Dayım ona da hemen çözüm buldu. Ceketi verip beni Sürmeli pasajındaki Terzi Kurban’a gönderdi. Çarşıda terziyi sorup buldum, dayımın selamını söyledim. Terzi Kurban beni gayet sevecen bir şekilde karşıladı, eski dostu olan dayımla konuşuyormuş gibi benimle derin bir sohbete dalmıştı. Terzi hem konuşuyor hem de çalışıyordu. Terzi sanki hiç yaşanmamış eski bir zamandan bahsediyordu. Terzinin bahsettiği insanların hiç birisini tanımıyordum. Terzi Kurban’ın görüntüsü şimdi bile gözümün önünde duruyor. Kalın kenarlı gözlükleri burnunun kemerinde duruyor, gözlüğün uzun askı ipleri iki yanağından sarkıyor, sonra bu yağlı ip kırışık içindeki ensesinde birleşiyordu. Sohbet boyunca terzi hapşıracak, gözlüğü düşüp kırılacak diye korkuyordum. Hemen arkasındaki sıvası kabarmış duvarda yaprakları iyice azalmış bir takvim asılıydı. Takvimin karton çerçevesine rastgele telefon numaraları yazılmıştı. Çerçeveli siyah beyaz fotoğrafta, gençlik yıllarından kalma pala bıyıklı, siyah gür saçlı Terzi Kurban durmadan gülümsüyordu. Mülk Allah’ındır tabelası altında torunlarına ait olacak üç adet vesikalık fotoğraf itinayla duvar saatinin camına iliştirilmiş duruyor. Terzi bir saat uğraşarak yenilmiş kumaşa hünerli elleri ile ilmek ata ata ceketin yakasını tamir etti, dikişler uzaktan fark edilmiyordu.

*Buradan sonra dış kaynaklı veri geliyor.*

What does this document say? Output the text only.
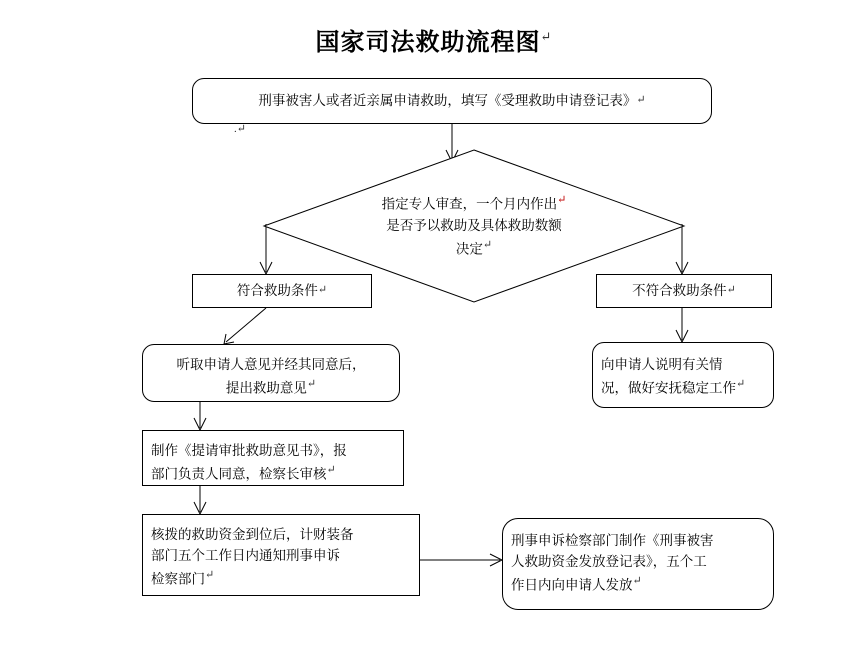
国家司法救助流程图↵
刑事被害人或者近亲属申请救助，填写《受理救助申请登记表》 ↵
.↵
指定专人审查，一个月内作出↵
是否予以救助及具体救助数额
决定↵
符合救助条件 ↵	不符合救助条件 ↵
听取申请人意见并经其同意后，
提出救助意见↵
向申请人说明有关情
况，做好安抚稳定工作↵
制作《提请审批救助意见书》，报
部门负责人同意，检察长审核↵
核拨的救助资金到位后，计财装备
部门五个工作日内通知刑事申诉
检察部门↵
刑事申诉检察部门制作《刑事被害
人救助资金发放登记表》，五个工
作日内向申请人发放↵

Okulda bir tek benim ceketim farklıydı. Yaşım da büyük olduğundan uzaktan bakınca öğretmen sanıyorlardı. Sınıfta en arkada uzun boyum belli olmasın diye kamburumu çıkararak sıraya adeta çömelirdim. Öğretmenler beni tahtaya kaldırmasın diye dua ederdim, soruların cevabını bildiğim halde asla elimi kaldırmazdım. Yazılı sonuçları okunurken en iyi notu ben alırdım, herkes dönüp bana bakınca bu bakışlardan sıkılır, iyice kısalırdım.